研究者らは、心不全、心臓発作、または脳卒中後の死亡率が、がんに罹患していない兄弟姉妹よりも小児がんサバイバーのほうが高いことを発見した。

驚くべきことに、小児がんサバイバーがこれら3つのイベントのいずれかを経験した時期は、一般集団と比べて10年以上若い時期であった。

「本研究は、小児がんサバイバーは老化が促進されているようにみえ、全体的な医学的プロフィールが10歳以上高齢の人々と類似しているという概念を裏づける」と、MasseyのCancer Prevention and Control研究プログラムのメンバーでもあるBottinor氏は述べた。

研究者らは、潜在的な解決策の特定のために、脂質異常症として知られる病状(血液中のコレステロールや脂肪のバランスが崩れ、動脈の詰まりや深刻な心臓病の原因となる)が、心血管系イベント後の死亡率の低下と相関していることを突き止めた。

脂質異常症と診断されると一般的にスタチンを処方される。

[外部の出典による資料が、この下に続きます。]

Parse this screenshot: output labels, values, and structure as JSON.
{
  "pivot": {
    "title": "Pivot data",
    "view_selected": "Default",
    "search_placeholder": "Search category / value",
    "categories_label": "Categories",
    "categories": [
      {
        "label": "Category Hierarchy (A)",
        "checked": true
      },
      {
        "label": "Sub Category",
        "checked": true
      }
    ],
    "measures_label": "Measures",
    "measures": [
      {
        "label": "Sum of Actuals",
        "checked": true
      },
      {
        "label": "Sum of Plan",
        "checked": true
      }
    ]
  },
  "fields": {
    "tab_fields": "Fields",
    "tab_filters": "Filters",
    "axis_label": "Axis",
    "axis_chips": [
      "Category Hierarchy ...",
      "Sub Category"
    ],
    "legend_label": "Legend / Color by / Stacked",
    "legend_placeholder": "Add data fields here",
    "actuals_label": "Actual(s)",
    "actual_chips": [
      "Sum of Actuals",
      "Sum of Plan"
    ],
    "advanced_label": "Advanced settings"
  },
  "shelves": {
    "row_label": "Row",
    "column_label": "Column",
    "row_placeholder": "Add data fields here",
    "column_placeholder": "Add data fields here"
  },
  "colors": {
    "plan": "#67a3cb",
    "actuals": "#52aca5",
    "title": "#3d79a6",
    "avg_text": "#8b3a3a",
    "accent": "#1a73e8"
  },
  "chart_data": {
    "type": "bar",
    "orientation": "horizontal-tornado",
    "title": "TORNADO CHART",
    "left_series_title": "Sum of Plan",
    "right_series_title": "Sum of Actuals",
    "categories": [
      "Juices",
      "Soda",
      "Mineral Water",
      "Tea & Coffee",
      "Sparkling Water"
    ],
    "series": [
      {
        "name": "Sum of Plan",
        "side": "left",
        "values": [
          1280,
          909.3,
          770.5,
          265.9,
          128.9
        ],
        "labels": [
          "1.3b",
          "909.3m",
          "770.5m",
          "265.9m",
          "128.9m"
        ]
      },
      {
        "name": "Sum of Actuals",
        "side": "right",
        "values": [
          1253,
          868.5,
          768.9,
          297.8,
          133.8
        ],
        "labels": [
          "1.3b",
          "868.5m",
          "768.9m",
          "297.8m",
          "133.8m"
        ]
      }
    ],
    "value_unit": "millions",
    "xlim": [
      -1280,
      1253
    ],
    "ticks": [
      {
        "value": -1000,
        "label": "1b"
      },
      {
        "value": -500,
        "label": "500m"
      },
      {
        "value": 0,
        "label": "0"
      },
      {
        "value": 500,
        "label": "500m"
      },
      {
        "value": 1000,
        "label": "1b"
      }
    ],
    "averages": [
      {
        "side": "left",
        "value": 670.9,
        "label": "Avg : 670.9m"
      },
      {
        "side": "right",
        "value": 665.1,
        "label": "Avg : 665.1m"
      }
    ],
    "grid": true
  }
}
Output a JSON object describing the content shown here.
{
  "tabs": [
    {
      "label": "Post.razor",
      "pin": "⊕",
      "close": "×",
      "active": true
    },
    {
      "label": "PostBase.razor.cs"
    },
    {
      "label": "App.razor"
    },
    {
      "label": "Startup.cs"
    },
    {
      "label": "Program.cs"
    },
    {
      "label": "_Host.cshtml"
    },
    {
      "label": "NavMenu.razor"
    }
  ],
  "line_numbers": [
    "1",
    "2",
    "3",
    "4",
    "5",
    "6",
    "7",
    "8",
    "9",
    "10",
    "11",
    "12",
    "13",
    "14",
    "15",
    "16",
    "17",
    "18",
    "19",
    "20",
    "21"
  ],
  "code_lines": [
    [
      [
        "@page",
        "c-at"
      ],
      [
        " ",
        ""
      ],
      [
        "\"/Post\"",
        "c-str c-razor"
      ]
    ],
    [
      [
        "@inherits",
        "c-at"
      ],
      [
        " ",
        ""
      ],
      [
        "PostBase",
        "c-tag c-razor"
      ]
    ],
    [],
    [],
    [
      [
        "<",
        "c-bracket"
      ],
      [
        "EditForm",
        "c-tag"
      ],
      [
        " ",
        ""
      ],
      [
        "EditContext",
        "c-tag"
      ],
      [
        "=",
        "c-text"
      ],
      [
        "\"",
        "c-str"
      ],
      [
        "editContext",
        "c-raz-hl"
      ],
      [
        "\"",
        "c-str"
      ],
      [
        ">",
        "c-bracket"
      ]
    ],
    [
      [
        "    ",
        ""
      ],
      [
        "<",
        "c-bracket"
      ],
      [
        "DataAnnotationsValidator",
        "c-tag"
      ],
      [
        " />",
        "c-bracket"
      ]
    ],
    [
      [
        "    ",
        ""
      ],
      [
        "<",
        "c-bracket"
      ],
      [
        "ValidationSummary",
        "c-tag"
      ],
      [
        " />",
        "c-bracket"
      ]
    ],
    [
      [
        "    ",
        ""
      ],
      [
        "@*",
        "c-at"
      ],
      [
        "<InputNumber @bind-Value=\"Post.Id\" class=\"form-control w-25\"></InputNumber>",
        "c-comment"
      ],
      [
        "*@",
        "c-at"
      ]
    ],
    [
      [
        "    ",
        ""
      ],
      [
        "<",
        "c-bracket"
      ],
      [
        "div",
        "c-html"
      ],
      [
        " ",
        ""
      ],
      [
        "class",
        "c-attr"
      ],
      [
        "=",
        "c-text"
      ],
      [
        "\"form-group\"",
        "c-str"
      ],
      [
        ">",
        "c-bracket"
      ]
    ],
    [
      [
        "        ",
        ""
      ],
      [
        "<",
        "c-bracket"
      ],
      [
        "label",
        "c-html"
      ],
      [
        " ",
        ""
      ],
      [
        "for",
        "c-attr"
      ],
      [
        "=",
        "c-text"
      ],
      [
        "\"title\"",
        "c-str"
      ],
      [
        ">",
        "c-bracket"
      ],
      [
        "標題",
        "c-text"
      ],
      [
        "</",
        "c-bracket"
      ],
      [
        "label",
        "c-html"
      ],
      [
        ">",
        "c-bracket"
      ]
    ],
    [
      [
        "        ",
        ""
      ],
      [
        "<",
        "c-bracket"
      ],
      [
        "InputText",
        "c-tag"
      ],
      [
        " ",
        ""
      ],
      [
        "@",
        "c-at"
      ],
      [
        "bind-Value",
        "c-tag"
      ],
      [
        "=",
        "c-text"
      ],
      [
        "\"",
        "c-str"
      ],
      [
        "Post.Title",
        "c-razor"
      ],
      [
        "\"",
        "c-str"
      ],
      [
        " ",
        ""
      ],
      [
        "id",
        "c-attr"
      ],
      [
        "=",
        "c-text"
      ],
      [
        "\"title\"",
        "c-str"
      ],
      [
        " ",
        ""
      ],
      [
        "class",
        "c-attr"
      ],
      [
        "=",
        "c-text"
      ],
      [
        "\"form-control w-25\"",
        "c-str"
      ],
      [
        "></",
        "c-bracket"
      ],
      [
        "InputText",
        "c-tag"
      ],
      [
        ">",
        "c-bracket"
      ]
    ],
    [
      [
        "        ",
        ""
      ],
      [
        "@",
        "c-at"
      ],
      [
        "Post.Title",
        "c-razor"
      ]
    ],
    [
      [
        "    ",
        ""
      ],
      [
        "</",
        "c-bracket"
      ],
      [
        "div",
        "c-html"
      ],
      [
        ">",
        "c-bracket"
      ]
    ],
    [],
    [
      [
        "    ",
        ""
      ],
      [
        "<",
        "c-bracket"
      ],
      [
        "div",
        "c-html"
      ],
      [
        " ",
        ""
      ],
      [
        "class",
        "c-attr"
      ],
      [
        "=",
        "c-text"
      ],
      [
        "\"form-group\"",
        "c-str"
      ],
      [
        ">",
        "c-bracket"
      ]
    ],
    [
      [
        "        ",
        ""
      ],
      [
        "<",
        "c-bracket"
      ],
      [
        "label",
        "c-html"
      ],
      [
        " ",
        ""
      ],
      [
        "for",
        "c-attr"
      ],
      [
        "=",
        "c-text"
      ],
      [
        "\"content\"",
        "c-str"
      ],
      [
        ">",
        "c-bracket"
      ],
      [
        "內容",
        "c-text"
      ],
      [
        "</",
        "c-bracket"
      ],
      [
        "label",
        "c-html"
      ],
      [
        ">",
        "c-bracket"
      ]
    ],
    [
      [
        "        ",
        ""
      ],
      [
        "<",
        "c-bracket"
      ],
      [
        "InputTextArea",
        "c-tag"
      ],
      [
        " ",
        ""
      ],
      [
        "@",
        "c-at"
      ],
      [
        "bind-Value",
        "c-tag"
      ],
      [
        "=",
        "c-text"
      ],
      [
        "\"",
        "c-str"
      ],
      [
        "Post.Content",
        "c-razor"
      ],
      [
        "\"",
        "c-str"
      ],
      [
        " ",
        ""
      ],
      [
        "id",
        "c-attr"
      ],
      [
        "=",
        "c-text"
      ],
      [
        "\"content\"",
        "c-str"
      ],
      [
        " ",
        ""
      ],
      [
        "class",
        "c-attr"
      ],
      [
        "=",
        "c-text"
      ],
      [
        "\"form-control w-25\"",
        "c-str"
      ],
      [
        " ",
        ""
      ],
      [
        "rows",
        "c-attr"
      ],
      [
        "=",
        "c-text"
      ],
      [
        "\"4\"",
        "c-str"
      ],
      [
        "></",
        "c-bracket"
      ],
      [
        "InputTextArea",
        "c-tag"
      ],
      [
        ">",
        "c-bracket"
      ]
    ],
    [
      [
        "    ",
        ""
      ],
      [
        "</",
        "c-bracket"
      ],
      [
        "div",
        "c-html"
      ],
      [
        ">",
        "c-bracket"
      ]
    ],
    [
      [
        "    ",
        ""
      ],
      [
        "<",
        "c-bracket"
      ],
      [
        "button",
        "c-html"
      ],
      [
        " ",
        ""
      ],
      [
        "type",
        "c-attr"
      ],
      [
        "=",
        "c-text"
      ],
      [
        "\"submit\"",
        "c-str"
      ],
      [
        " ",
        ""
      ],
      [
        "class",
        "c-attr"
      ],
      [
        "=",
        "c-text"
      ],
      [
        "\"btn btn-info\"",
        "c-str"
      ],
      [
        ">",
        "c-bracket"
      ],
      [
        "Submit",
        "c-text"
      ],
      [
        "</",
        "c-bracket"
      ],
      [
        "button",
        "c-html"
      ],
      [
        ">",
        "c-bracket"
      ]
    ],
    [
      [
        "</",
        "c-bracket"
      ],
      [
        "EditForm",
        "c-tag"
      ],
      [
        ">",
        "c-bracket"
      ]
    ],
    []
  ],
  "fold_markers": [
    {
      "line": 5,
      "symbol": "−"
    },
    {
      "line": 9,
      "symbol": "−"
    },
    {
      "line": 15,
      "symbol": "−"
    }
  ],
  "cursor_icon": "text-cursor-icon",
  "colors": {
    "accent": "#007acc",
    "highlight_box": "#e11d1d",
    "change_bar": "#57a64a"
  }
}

スタチンは、コレステロール値を下げ、心臓病やがんの危険因子として知られる慢性炎症を抑えることによって、心臓合併症のリスクを軽減する。

これまでのエビデンスは、スタチンはがん治療を受けている患者の心臓を保護する薬剤である可能性を示唆している。

このことから、Bottinor氏と共同研究者らは、心疾患を有する集団にのみスタチンを使用するのではなく、小児がんサバイバーに対してスタチンをより広く使用することで、後年、心血管系合併症による死亡を予防できる可能性を示唆した。

さらに、本論文によると、小児がんサバイバーでは、高血圧(血圧上昇)も心臓関連死のリスク上昇と関連していた。

以前に発表されたデータでは、がん治療を受けた人が高血圧である場合、高血圧だが、がん治療を受けたことがない人に比べて、心臓病のリスクが増大することが示されている。

Bottinor氏は、複数の医師会が発表している現在のガイドラインには、特に若年患者について、降圧薬を投与する対象者に関する高い基準値が含まれていることが多く、長期的な心臓合併症のリスクを減らすためには、これらのパラメーターを調整する必要があると述べた。

「小児がんサバイバーについては、高血圧治療のハードルを下げるべきだろう。なぜなら心臓病リスクが一般人口よりはるかに高いからである」と、Bottinor氏は述べる。

今後を見据えて、Bottinor氏は以下のように述べた。がん治療を受けた若年成人における心臓の健康リスク因子の負担をよりよく理解するために、さらなる研究を行う必要がある。リスク因子の修正が患者の転帰に影響を与えるかどうかを調査する臨床試験を始動させる必要がある。そして、小児や若年成人のがん治療後に生じる危険因子に対する一般的な認識を高めるための努力が必要である。

腫瘍循環器学という新たな分野は、心血管系の健康への悪影響を軽減するため、がん治療前、治療中、治療後の専門的かつ集学的な心臓ケアへの道を開いている。

MasseyとPauley Heart Centerの腫瘍循環器学プログラムは、International Cardio-Oncology Society(国際腫瘍循環器学会)からCenter of Excellenceとして認定されたバージニア州唯一のプログラムである。